Простим же ей этот доморощенный московский снобизм. Уж нам-то известно, что под красной обложкой скрывается совсем не тот «федот», что скрывался под ядовито-зеленой, несмотря на всяческие единства, времена и места. Мы-то знаем, что «проталкивать» мертвых занятие настолько же бессмысленное и небезопасное, как и
"пинать" их. И потому-то книга несколько о другом - о беспощадном ускользании настоящего, которое здесь и сейчас, но уже через мгновение становится прошлым. Вот и этот миг ускользнул.
Тусовка действительно почти что одна (если такого рода приблизительность вообще уместна). В любом случае, именно Тимур Петрович Новиков - та фигура, которая объединяет разношерстный хаасовский хаосмос рейв-вечеринок, репрезентированный «Корпорацией» и богемный нарциссизм питерского монмартра, явленный в новой книге. Конечно же, фокус смещается с рейверов на художников, стремясь как можно пристальнее разглядеть одного из них - Тимура Новикова. Он же - отец российского рейва, что, в какой-то степени замыкает круг. Он же - идеолог нео-классицизма, что круг опять размыкает. Клички «отец рейва» и «идеолог классицизма» приклеились к Новикову, похоже, навсегда.
Само построение «Тимура» выгодно отличает книгу от вязко-эмбиентного, сбивчивого и по-дилетантски настойчивого текста-приключения Хааса. Состоит книга из энергичных диалогов (таков был посыл главного героя - «любопытно же, что они напридумывают»), в которых множественные друзья, спутники и соратники Новикова "врут правду", рассказывают Екатерине Андреевой о нем очень много и интересно, а также очень много и интересно - о себе. Особенно в этом отношении показательны интервью с Григорием Гурьяновым и Бугаевым-Африкой. Ближайшие сподвижники ушедшего в небытие мастера постоянно отталкиваются от его фигуры для того, чтобы неколебимо утвердить свое место. Екатерина Андреева пытается «настроить объектив», а ее собеседники трясут камеру, едва ли не вырывая ее из рук. Григорий Гурьянов, к примеру, сообщает о трагическом несовпадении гастрономических пристрастий.
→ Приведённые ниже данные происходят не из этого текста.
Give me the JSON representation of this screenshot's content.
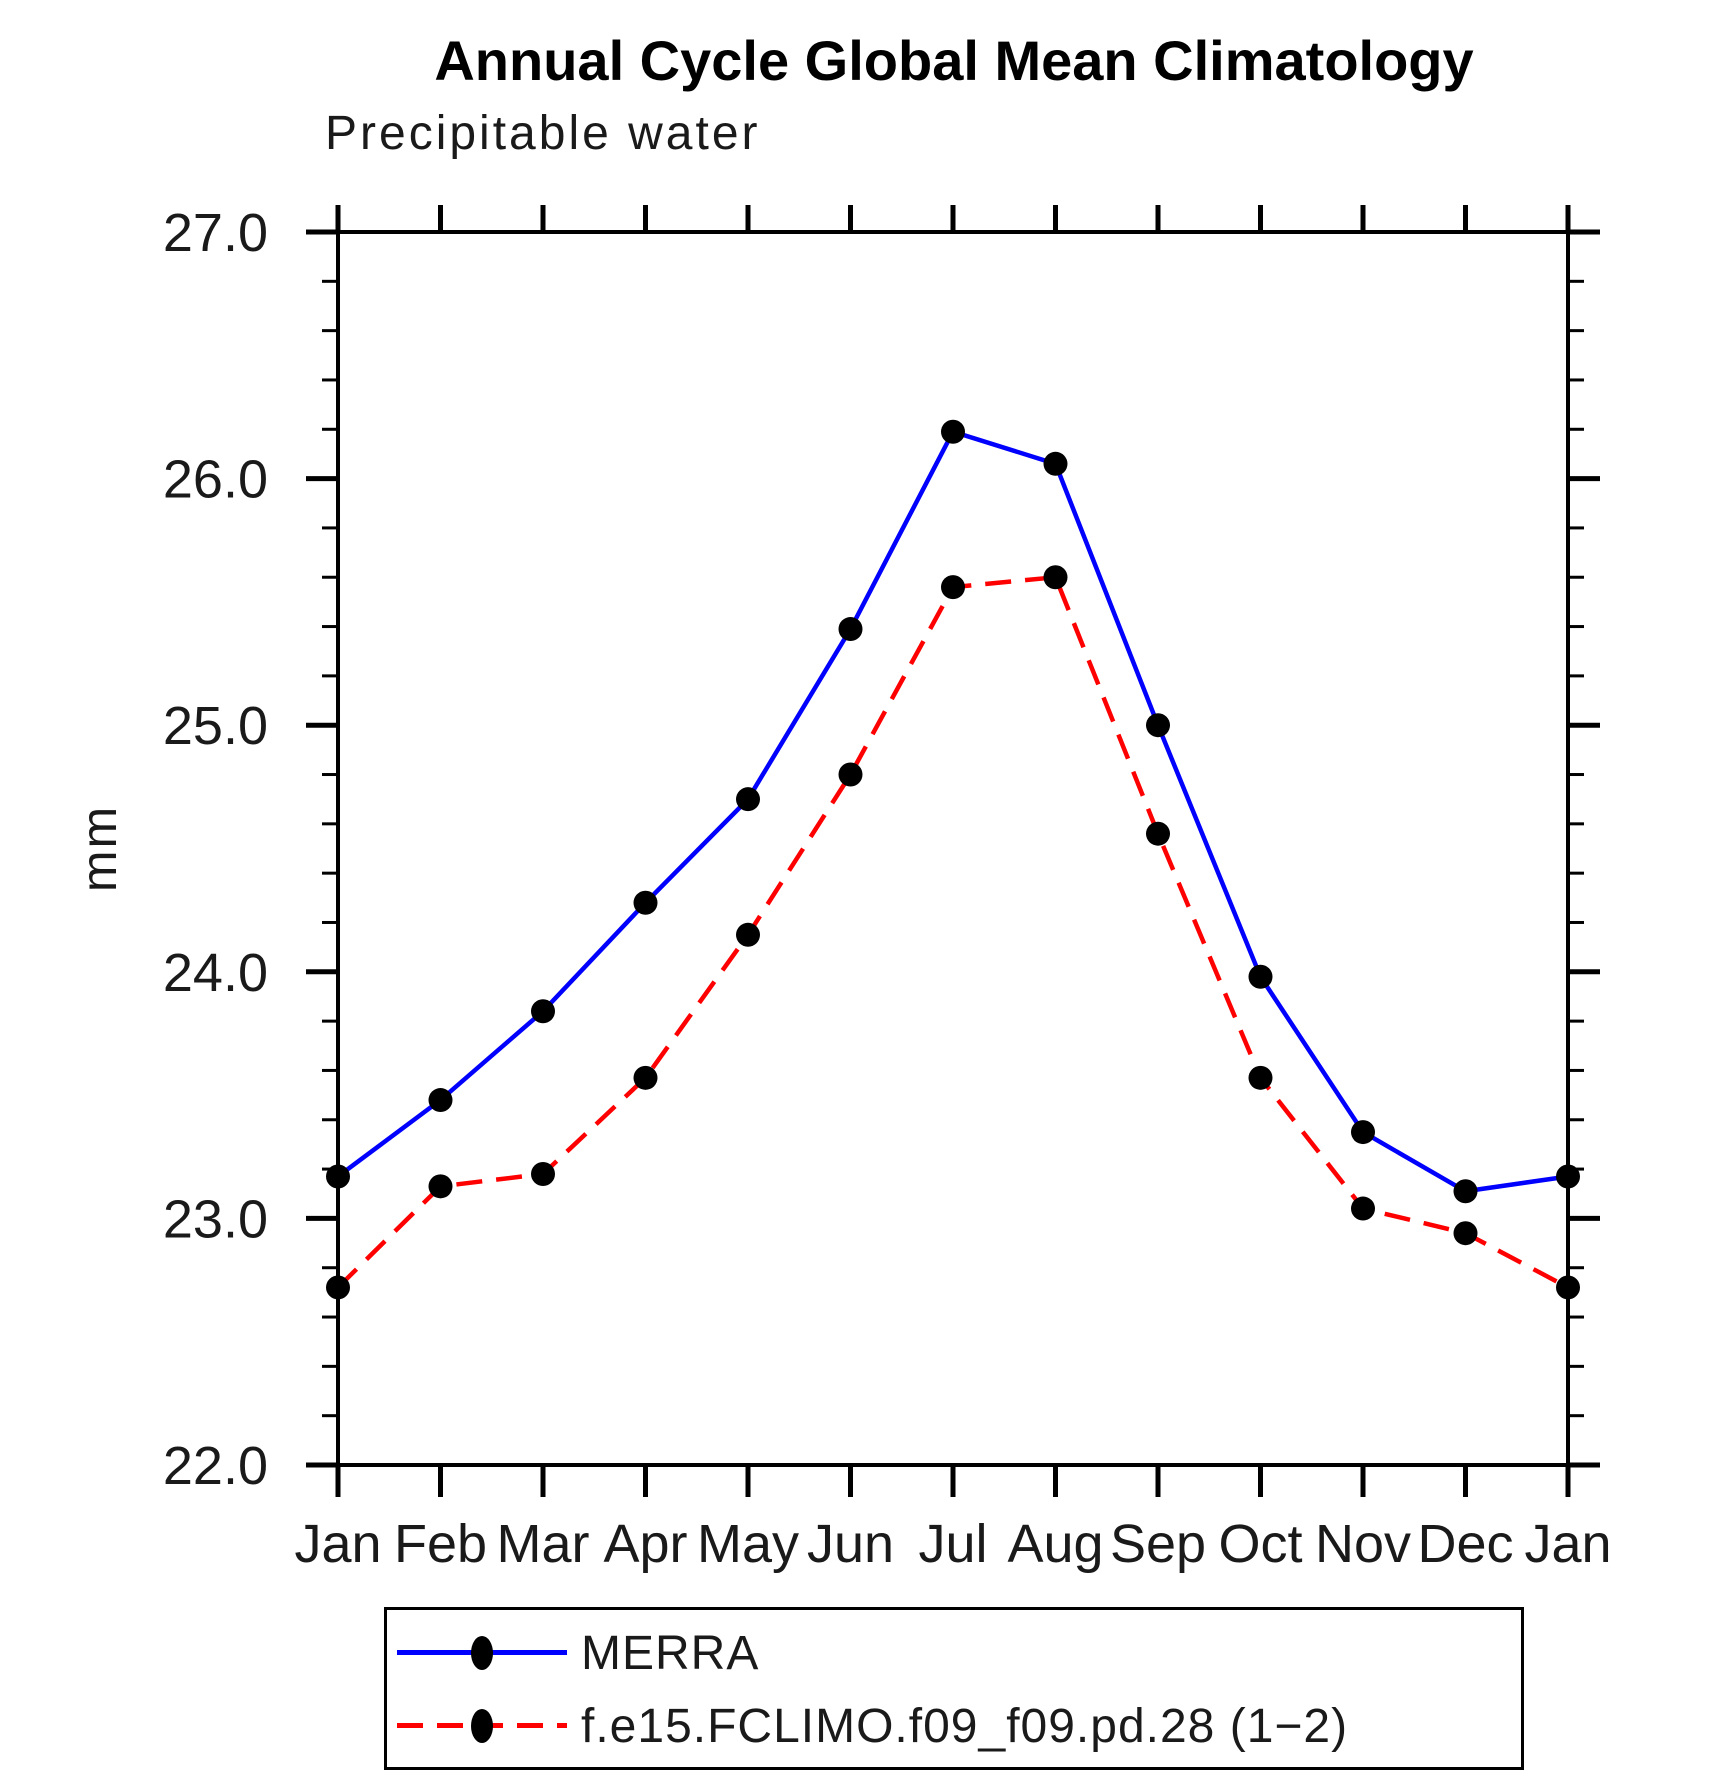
{
  "header": {
    "title": "Annual Cycle Global Mean Climatology",
    "subtitle": "Precipitable water"
  },
  "legend": {
    "entries": [
      {
        "label": "MERRA",
        "color": "#0000ff",
        "line_style": "solid",
        "marker": "filled-ellipse",
        "marker_color": "#000000"
      },
      {
        "label": "f.e15.FCLIMO.f09_f09.pd.28 (1−2)",
        "color": "#ff0000",
        "line_style": "dashed",
        "marker": "filled-ellipse",
        "marker_color": "#000000"
      }
    ]
  },
  "chart_data": {
    "type": "line",
    "title": "Annual Cycle Global Mean Climatology",
    "subtitle": "Precipitable water",
    "ylabel": "mm",
    "xlabel": "",
    "ylim": [
      22.0,
      27.0
    ],
    "y_major_step": 1.0,
    "y_minor_step": 0.2,
    "y_tick_labels": [
      "22.0",
      "23.0",
      "24.0",
      "25.0",
      "26.0",
      "27.0"
    ],
    "grid": false,
    "legend_position": "bottom",
    "categories": [
      "Jan",
      "Feb",
      "Mar",
      "Apr",
      "May",
      "Jun",
      "Jul",
      "Aug",
      "Sep",
      "Oct",
      "Nov",
      "Dec",
      "Jan"
    ],
    "series": [
      {
        "name": "MERRA",
        "color": "#0000ff",
        "line_style": "solid",
        "marker": "filled-circle",
        "marker_color": "#000000",
        "values": [
          23.17,
          23.48,
          23.84,
          24.28,
          24.7,
          25.39,
          26.19,
          26.06,
          25.0,
          23.98,
          23.35,
          23.11,
          23.17
        ]
      },
      {
        "name": "f.e15.FCLIMO.f09_f09.pd.28 (1−2)",
        "color": "#ff0000",
        "line_style": "dashed",
        "marker": "filled-circle",
        "marker_color": "#000000",
        "values": [
          22.72,
          23.13,
          23.18,
          23.57,
          24.15,
          24.8,
          25.56,
          25.6,
          24.56,
          23.57,
          23.04,
          22.94,
          22.72
        ]
      }
    ]
  }
}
«…я очень люблю дорогие рестораны, хорошее вино, поэтому туда, куда он ходил обедать (а обед и есть повод пообщаться), я никогда бы не пошел».
Если повезет, то в свежем номере одного очень известного московского журнала вы можете прочитать безапелляционное заявление: «особой биографии у Новикова не было». Конечно, Новиков не ездил в Африку охотиться на львов и даже пренебрегал евроремонтом, что и вовсе как-то непристойно. Он всего лишь был художником, всего лишь работал, всего лишь стоял у истоков двух очень заметных питерских художественных формаций. Должно быть, это не способно удовлетворить истинных ценителей «биографий». Однако сам факт, что в последние годы своей жизни Новиков был слеп и при этом активно выставлялся (он сам размещал экспозицию, причем буквально за полчаса до начала выставки), возглавлял «Новую Академию», постоянно был готов к безудержным творческим выходкам, продолжал свою жизнь в искусстве, а искусство его продолжалось в неподражаемой игре; сам факт существования мифа о «слепом художнике», зримой демонстрацией, плотью которого была деятельность питерского «аполлониста» так или иначе дает ему «право на биографию». В конце концов, тот художник, которого в нашей стране на протяжении 70 лет считали едва ли не единственным западным авангардистом (ну, еще Пикассо) был одноухим. Бесспорная трагедия, но уши все-таки не видят.